A segunda parte arrancou e um minuto após, Marega no ataque podia ter dilatado a vantagem portista. Aos 50’, Luis Díaz teve tudo para bisar, com um remate ao lado da baliza, muito próximo do poste lateral. Aos 69’ o FC Porto quase que via a sua vida andar para trás, mas tal infortúnio não sucedeu: após remate da equipa adversária a bola ressaltou em Luis Días e embateu no poste lateral dos dragões. As primeiras substituições tiveram lugar aos 71’, com a entrada de Narsingh e Ayoub, no conjunto dos Países Baixos.
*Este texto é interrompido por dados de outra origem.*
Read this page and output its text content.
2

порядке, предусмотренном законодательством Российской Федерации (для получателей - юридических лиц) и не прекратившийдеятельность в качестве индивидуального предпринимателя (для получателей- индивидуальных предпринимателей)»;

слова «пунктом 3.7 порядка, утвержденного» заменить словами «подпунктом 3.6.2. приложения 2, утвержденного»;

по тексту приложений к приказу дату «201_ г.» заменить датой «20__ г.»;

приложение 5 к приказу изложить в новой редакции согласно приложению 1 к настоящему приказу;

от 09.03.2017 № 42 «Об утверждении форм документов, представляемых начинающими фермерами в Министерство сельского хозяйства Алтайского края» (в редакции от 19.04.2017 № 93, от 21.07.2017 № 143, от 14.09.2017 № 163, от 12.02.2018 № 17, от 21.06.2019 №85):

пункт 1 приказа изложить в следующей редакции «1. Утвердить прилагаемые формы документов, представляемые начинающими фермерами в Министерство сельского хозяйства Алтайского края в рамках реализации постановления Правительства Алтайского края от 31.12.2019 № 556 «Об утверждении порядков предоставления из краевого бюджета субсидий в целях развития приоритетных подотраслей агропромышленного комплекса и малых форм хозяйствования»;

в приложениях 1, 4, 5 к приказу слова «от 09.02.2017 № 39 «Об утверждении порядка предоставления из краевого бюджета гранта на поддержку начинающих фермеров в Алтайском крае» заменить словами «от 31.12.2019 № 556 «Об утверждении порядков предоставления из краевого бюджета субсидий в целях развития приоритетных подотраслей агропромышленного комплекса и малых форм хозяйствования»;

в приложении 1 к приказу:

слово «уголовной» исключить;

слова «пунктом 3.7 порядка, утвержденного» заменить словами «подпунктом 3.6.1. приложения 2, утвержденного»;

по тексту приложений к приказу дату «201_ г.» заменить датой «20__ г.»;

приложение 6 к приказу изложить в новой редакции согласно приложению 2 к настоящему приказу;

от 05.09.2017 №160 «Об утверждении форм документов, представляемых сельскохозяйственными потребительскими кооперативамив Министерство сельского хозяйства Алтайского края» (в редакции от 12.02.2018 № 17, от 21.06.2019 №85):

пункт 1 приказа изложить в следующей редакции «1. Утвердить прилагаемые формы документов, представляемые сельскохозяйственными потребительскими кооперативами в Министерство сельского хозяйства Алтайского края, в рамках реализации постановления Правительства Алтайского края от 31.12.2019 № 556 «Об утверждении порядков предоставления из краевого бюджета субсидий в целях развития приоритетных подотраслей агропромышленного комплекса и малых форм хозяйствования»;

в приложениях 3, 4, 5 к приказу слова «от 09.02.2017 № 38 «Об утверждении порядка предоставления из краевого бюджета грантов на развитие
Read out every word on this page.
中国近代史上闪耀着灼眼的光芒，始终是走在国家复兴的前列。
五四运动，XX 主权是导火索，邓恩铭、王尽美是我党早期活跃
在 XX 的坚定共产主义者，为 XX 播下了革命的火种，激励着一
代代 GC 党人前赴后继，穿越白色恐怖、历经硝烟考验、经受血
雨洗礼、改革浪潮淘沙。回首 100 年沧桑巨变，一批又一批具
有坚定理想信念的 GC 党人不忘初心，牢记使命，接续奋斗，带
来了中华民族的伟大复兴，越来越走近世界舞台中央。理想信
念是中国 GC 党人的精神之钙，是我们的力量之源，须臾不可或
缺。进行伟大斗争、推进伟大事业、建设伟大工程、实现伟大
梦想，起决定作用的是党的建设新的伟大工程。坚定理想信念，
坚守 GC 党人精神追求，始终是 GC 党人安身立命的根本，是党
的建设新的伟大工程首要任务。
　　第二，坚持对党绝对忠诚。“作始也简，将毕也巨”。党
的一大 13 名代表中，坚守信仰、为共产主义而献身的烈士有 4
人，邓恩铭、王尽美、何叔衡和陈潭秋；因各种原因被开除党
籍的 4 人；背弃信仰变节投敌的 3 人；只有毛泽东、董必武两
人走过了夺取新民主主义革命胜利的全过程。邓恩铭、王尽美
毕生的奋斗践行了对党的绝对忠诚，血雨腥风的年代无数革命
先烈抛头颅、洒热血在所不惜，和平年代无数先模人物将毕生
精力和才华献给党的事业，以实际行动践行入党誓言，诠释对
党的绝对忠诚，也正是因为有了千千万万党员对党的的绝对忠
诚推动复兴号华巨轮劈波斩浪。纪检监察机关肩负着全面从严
Aos 72’, Marchesín voltou a ser um herói do jogo ao defender uma grande bola. O avançado holandês estava isolado, rematou mas o guardião portista estava lá para dar novamente prova do seu alto valor. Sérgio Conceição também mexeu no jogo e, aos 73’ e 74’, realizou dupla substituição: Sérgio Oliveira para o lugar de Luis Díaz e Zé Luís em troca de Soares. Depois, aos 79’, Marchesín viu cartão amarelo por demora de reposição da bola em jogo. Exatamente do mesmo modo sucedeu com Corona, aos 82’. No minuto seguinte, o FCP esgotou as suas substituições: com a saída de Marega, entrou Mbemba. Os últimos minutos da partida, a somar os seis minutos dados de desconto final, foram de enorme intensidade, com o FC Porto pressionando para carimbar esta importante vitória. Assim foi, com o resultado de 3-2 para a equipa lusitana.

Na conferência de imprensa, Sérgio Conceição considerou que este jogo “foi imagem do que aconteceu nesta fase de grupos”. Entendeu que “faltou alguma consistência”, no desejo do “equilíbrio que a equipa precisa ter”. Para o treinador portista este “é um trajeto muito difícil” e “temos tudo para fazer melhor na Liga Europa”. Numa questão colocada pelo Informa+, de como Sérgio Conceição ajuizou o lance duvidoso que podia ter antecipado o terceiro golo portista, o mesmo referiu que ainda não tinha tido oportunidade de ver se tinha sido falta ou não.